AVL Efficiency Diesel Engine - IC Engine Design
AVL Efficiency Diesel Engine
The Efficiency Engine –
Cost-effective Alternative to Downsizing
AVL has developed the so-called efficiency engine as an alternative to the familiar option of downsizing diesel engines. Because of the engine's moderate power density, its peak pressure requirements are lower in some areas than those of turbocharged gasoline engines. Consequently, its mechanical friction and fuel consumption can be significantly reduced, as the comparison with a conventional and a downsized diesel engine demonstrates.

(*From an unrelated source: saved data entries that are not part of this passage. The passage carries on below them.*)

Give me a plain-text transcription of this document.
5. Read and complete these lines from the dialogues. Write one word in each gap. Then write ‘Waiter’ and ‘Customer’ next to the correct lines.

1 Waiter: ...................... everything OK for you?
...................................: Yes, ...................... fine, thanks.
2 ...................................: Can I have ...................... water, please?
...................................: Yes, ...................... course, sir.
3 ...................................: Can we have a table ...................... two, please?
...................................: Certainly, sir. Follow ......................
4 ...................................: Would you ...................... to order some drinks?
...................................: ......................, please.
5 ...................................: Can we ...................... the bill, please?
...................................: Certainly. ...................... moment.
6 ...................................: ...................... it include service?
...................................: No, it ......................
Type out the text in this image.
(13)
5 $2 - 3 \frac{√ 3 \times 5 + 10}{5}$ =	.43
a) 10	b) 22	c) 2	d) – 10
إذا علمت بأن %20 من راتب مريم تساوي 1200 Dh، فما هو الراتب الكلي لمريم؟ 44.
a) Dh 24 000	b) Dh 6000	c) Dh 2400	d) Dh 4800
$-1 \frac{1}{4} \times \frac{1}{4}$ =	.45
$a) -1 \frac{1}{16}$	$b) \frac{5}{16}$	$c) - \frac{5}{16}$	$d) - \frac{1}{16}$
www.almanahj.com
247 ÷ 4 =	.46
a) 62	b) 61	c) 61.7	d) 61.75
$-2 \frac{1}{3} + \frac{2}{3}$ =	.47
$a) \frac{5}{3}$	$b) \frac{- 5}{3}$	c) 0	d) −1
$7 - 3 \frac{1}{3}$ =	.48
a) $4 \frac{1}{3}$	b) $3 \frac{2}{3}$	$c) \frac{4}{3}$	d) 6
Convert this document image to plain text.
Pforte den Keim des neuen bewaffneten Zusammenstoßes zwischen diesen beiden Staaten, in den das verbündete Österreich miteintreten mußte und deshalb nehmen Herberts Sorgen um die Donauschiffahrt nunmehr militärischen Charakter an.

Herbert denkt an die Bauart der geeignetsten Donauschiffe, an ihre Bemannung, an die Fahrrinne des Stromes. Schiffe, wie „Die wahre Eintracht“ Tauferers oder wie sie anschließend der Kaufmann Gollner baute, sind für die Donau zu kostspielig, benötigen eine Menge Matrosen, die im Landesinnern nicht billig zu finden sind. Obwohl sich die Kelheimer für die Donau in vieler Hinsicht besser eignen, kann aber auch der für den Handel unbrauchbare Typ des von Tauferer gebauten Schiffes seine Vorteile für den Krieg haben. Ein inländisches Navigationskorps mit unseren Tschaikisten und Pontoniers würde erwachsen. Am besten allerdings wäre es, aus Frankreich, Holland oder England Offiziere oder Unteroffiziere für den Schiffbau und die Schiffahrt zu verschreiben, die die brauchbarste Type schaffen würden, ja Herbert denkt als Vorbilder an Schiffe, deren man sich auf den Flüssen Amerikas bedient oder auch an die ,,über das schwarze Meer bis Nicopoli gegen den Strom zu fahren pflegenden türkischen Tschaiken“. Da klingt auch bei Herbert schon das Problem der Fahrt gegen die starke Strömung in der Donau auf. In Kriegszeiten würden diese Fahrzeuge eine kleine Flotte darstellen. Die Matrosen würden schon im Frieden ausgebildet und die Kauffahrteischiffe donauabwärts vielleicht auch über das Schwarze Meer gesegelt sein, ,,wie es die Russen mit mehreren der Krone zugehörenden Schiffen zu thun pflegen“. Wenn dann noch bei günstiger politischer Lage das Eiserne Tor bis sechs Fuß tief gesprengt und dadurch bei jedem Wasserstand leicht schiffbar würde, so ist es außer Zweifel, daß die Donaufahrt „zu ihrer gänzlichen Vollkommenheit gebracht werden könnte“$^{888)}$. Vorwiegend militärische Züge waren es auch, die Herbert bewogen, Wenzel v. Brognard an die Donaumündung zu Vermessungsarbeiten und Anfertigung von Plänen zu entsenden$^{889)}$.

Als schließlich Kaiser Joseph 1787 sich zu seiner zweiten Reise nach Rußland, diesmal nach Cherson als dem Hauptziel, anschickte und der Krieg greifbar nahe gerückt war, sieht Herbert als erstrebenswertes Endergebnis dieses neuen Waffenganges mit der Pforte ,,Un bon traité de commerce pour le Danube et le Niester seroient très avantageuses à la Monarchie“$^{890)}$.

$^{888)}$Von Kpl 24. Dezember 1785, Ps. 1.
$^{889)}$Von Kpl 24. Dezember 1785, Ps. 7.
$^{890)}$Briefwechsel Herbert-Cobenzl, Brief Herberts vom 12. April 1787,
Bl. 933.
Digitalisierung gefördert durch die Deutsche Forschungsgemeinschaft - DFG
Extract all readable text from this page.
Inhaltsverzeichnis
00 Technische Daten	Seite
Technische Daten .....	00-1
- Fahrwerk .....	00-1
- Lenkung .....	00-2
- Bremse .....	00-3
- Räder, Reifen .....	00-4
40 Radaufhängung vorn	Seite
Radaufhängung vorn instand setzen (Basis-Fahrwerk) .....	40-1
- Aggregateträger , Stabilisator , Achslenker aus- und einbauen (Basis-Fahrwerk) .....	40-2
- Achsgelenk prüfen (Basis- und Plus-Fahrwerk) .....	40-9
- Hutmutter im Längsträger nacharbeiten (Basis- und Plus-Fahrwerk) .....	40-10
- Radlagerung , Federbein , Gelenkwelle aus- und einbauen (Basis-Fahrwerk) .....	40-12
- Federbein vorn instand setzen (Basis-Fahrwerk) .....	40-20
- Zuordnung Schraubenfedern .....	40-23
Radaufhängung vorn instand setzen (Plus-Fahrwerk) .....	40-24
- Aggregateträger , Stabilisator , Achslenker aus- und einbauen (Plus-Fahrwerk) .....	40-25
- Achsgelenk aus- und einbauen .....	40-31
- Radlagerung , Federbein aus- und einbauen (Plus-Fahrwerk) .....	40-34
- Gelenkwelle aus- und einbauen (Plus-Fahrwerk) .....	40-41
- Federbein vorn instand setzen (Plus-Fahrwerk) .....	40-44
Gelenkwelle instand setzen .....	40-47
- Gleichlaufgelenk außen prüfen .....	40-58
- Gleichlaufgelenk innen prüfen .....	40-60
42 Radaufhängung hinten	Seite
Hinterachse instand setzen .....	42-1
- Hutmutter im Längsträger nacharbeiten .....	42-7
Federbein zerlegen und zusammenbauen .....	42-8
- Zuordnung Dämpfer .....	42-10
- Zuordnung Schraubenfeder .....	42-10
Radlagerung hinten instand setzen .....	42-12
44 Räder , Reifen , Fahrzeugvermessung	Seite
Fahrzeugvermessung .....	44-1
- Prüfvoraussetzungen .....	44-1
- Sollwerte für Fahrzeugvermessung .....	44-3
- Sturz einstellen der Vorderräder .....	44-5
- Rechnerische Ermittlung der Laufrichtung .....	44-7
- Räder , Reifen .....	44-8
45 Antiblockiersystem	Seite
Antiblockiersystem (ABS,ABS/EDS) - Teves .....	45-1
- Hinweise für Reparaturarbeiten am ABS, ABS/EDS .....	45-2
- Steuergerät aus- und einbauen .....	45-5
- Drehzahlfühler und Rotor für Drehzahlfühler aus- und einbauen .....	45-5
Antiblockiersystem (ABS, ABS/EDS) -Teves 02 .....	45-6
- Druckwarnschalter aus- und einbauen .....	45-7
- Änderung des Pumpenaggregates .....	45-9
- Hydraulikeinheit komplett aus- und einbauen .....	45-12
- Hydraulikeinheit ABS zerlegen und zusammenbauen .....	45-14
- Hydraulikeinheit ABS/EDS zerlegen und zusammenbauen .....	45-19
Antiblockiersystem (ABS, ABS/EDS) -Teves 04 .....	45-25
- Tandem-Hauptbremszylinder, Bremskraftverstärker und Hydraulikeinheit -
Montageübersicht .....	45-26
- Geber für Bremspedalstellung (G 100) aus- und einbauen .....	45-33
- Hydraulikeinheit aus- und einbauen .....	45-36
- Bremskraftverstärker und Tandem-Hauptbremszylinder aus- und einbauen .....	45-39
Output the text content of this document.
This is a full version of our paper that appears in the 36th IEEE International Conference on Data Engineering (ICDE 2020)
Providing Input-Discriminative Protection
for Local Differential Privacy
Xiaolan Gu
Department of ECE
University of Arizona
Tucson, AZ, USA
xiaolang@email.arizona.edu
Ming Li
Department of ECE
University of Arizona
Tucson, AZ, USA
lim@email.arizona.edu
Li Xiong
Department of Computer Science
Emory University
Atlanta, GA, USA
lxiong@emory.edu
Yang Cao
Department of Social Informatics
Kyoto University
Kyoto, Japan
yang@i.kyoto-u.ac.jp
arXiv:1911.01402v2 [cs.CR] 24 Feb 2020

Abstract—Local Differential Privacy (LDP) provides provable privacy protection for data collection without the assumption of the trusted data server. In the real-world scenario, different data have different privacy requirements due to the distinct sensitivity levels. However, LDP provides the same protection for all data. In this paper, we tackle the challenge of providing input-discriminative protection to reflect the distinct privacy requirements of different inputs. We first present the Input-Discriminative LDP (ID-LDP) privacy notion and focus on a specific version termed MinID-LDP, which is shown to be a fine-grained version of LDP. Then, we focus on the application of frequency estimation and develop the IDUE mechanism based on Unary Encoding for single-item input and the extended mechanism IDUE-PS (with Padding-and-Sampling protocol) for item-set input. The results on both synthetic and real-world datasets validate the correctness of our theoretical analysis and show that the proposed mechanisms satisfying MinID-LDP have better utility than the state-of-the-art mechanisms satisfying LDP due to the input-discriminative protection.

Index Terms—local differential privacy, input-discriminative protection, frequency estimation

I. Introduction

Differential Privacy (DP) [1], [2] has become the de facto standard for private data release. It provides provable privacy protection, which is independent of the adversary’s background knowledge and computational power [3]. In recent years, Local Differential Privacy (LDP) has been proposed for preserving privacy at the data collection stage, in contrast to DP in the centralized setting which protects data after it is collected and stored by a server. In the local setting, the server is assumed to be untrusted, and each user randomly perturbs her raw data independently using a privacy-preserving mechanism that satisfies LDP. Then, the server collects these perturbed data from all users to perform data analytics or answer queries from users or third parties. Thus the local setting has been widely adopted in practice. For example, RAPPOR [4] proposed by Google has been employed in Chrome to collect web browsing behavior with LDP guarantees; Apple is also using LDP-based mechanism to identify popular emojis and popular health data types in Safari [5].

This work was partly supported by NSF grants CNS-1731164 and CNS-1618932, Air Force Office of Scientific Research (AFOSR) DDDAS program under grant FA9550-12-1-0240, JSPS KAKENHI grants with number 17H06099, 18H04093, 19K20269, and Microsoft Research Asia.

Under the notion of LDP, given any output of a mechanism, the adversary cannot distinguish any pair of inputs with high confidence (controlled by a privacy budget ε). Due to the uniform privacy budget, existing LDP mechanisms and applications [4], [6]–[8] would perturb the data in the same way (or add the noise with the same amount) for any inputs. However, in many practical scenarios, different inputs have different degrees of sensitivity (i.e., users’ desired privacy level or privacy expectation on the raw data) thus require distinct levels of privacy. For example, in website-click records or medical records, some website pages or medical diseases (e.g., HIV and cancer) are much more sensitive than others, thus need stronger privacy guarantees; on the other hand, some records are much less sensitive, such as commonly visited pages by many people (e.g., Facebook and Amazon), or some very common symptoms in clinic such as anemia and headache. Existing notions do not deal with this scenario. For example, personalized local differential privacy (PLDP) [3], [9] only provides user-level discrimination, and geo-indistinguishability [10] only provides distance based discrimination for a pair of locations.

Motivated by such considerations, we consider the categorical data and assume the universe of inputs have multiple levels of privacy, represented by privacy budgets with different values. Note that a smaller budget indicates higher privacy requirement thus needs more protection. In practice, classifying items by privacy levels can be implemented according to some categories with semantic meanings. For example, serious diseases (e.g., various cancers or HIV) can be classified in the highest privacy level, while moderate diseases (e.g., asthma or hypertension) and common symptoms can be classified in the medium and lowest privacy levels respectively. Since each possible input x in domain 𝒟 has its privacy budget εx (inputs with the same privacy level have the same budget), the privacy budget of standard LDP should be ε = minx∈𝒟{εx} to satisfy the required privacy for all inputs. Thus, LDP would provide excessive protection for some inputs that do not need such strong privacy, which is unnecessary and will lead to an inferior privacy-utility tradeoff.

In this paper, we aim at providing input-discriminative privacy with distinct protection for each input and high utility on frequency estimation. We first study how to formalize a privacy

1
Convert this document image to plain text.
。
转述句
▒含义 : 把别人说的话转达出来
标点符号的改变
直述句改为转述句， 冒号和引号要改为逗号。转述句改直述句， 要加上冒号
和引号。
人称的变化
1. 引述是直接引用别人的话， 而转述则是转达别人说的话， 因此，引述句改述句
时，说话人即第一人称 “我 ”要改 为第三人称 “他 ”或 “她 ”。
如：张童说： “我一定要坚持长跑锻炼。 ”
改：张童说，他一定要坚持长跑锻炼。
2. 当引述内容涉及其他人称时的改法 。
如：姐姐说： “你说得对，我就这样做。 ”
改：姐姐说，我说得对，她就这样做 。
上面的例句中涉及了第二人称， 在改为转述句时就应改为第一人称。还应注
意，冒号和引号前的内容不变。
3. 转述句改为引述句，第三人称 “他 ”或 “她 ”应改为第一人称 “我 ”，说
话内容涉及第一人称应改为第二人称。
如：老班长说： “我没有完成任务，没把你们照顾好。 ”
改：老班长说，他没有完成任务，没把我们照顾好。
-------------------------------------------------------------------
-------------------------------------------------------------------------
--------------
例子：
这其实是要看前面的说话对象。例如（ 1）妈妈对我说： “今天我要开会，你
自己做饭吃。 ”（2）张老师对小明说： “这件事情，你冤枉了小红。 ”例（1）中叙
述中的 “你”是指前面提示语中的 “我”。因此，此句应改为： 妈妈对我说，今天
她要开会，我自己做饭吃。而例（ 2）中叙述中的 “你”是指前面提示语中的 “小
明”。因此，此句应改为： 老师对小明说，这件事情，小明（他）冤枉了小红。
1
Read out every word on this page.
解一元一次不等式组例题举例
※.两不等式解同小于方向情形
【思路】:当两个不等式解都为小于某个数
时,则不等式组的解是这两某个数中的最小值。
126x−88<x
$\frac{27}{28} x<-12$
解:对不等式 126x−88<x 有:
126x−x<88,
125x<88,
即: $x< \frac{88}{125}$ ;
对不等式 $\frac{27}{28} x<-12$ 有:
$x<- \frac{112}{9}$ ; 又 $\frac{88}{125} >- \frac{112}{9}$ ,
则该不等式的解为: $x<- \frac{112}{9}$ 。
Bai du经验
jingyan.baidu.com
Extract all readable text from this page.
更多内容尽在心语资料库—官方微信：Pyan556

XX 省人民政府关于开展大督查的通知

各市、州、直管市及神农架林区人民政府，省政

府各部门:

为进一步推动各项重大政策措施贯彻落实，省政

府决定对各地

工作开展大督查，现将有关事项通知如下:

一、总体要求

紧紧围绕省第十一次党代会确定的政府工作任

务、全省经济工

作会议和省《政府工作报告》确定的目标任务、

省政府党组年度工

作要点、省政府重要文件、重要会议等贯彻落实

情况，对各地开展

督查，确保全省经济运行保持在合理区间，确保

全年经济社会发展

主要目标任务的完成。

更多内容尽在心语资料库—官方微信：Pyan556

The lower gas forces allow a reduction of piston pin diameter from 26 to 20 mm. A reduction in wall thickness below the combustion bowl and the elimination of the piston cooling gallery due to the moderate specific power together permit a reduction in piston compression height to only 48% of the cylinder bore without requiring bearing bushes in the piston.
- Piston Rings:
The lower gas forces also allow a reduction in ring widths and tensions to a level more familiar from gasoline engines with corresponding reduction of friction.
- Connecting Rod:
The small end is redesigned to the reduced pin diameter and the shank cross-section adapted to the lower gas load. The big end is also reduced to suit the optimized crankpin diameter. The lower piston height allows an increase in con rod length of 5.25mm which gives and additional friction benefit due to the reduction of side forces at the piston-line interface. Nevertheless the weight of the con rod assembly was reduced by nearly 25%. The application of cost-intensive sputter bearings at the big end could be avoided.
Here the focus is on minimization of diameters of the main and crankpin bearings. In the first step, parameter variation was performed using FEM-Analysis of a single crankweb, based on a metric of bending deflection under gas load. The new layout was compared to a wide range of proven designs based on this metric. The resulting layout was then validated using the full 3D Multi-Body-Simulation and Finite Element capabilities of AVL-Excite, including Elasto-Hydrodynamic simulation of the bearings. It is noted that the crankshaft design is here limited by its stiffness – and hence the edge-loading of the main bearings. Including the proportional reduction of the counterweights, an overall saving in crank train mass of around 10% was achieved.
- Oil pump:
Adaption of oil pump size to reduced flow requirements of optimized crank train.